I paesi "devono muoversi al più presto possibile, la salute degli ostaggi è in pericolo", ha detto Philomene Kaboré, liberata venerdì scorso con il marito, il siciliano Sergio Cicala

MALI. I coniugi italiani sequestrati da Al Qaida per il Maghreb islamico (Aqmi) e liberati venerdì scorso nel nord del Mali hanno lanciato un appello oggi a Ouagadougou, in Burkina Faso, per far liberare "al più presto possibile" i due spagnoli tuttora in mano ai loro rapitori. Albert Vilalta e Roque Pascuale, due operatori umanitari spagnoli rapiti il 29 novembre scorso in Mauritania, sono uttora detenuti nel deserto del Mali da Aqmi.
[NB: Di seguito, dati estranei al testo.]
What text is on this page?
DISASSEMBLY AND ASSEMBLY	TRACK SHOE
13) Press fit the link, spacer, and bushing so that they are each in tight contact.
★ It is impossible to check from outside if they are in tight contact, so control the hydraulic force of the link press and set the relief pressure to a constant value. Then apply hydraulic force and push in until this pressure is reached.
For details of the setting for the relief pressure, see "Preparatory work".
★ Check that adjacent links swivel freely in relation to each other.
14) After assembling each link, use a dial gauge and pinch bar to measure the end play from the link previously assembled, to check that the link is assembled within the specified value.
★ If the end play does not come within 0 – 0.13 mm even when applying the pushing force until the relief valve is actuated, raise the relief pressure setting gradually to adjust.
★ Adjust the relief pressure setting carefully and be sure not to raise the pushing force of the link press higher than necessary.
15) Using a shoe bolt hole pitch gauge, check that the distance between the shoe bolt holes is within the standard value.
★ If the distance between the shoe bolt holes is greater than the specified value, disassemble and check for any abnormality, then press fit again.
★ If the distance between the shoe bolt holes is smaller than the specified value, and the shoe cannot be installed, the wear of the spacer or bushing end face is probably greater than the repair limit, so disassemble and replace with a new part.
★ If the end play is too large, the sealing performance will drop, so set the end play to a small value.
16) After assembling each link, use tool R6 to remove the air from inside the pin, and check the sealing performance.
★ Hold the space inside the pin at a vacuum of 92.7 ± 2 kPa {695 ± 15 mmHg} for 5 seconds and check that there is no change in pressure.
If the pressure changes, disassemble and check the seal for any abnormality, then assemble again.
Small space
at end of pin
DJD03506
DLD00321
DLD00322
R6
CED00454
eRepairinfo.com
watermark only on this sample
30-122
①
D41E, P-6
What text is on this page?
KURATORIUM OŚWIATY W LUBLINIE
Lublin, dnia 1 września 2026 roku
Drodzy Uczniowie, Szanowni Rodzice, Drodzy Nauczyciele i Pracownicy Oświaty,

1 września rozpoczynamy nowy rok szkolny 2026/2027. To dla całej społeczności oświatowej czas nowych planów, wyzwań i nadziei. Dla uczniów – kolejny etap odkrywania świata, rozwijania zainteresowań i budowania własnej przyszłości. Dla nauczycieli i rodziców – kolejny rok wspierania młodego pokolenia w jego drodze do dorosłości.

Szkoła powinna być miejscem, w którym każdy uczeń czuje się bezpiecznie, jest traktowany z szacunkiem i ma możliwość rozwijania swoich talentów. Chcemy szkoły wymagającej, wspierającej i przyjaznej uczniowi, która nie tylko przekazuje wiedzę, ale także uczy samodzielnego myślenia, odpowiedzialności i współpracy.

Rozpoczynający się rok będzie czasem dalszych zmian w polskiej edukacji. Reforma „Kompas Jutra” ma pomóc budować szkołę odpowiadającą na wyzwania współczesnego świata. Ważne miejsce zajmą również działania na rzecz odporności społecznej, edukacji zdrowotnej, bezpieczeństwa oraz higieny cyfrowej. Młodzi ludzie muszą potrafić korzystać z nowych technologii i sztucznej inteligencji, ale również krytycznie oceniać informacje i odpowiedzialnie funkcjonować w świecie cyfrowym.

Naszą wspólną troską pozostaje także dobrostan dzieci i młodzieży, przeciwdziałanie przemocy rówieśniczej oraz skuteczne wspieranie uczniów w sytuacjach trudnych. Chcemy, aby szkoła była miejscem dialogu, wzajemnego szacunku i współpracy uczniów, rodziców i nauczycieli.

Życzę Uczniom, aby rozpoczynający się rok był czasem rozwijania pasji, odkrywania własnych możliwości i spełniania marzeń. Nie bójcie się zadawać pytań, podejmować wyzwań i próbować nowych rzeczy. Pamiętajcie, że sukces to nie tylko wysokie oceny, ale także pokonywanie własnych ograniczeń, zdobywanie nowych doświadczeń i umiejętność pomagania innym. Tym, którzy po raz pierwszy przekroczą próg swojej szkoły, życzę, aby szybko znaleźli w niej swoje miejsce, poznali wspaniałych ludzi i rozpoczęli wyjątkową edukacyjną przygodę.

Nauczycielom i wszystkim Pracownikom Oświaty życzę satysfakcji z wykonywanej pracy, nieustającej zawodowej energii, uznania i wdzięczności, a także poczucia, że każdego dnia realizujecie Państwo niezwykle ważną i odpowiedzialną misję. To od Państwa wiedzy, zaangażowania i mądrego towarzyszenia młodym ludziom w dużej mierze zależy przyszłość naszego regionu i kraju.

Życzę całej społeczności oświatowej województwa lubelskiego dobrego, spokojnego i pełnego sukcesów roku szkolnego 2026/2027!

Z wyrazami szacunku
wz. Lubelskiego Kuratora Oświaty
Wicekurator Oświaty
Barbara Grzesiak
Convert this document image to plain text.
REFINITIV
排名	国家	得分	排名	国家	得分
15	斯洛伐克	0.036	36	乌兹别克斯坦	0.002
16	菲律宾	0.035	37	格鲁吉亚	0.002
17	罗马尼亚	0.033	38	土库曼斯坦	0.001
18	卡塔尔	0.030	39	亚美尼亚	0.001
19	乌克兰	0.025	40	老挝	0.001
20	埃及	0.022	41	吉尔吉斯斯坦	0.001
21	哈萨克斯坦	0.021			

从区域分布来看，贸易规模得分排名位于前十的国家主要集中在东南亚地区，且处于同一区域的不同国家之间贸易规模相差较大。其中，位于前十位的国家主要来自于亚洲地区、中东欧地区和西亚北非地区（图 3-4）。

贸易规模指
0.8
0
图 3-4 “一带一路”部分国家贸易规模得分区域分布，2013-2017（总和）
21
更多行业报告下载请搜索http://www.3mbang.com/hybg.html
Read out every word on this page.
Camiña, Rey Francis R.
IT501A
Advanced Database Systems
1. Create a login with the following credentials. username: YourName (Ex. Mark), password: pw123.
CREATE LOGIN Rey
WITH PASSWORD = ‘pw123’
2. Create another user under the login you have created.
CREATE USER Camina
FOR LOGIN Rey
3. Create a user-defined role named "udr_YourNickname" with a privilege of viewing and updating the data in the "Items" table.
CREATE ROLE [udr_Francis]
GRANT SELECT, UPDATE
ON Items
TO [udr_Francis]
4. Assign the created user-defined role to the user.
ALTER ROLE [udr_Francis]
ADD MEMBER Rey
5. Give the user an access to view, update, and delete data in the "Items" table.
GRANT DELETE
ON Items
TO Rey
I Paesi "devono muoversi al più presto possibile", ha detto Philomene Kaboré, liberata venerdì scorso con il marito, il siciliano Sergio Cicala.  "Bisogna che la soluzione avvenga presto perché la salute degli spagnoli è in pericolo a causa del troppo caldo" nel deserto del Mali, ha aggiunto da parte sua Cicala durante una conferenza stampa presso la presidenza del Burkina Faso. Sergio Cicala, 65 anni, e la moglie, 39, erano stati rapiti il 18 dicembre scorso nel sud-est della Mauritania, ai confini con il Mali. Erano stati poi ceduti al gruppo armato Amqi, nel nord del Mali, che li ha liberati il 15 aprile.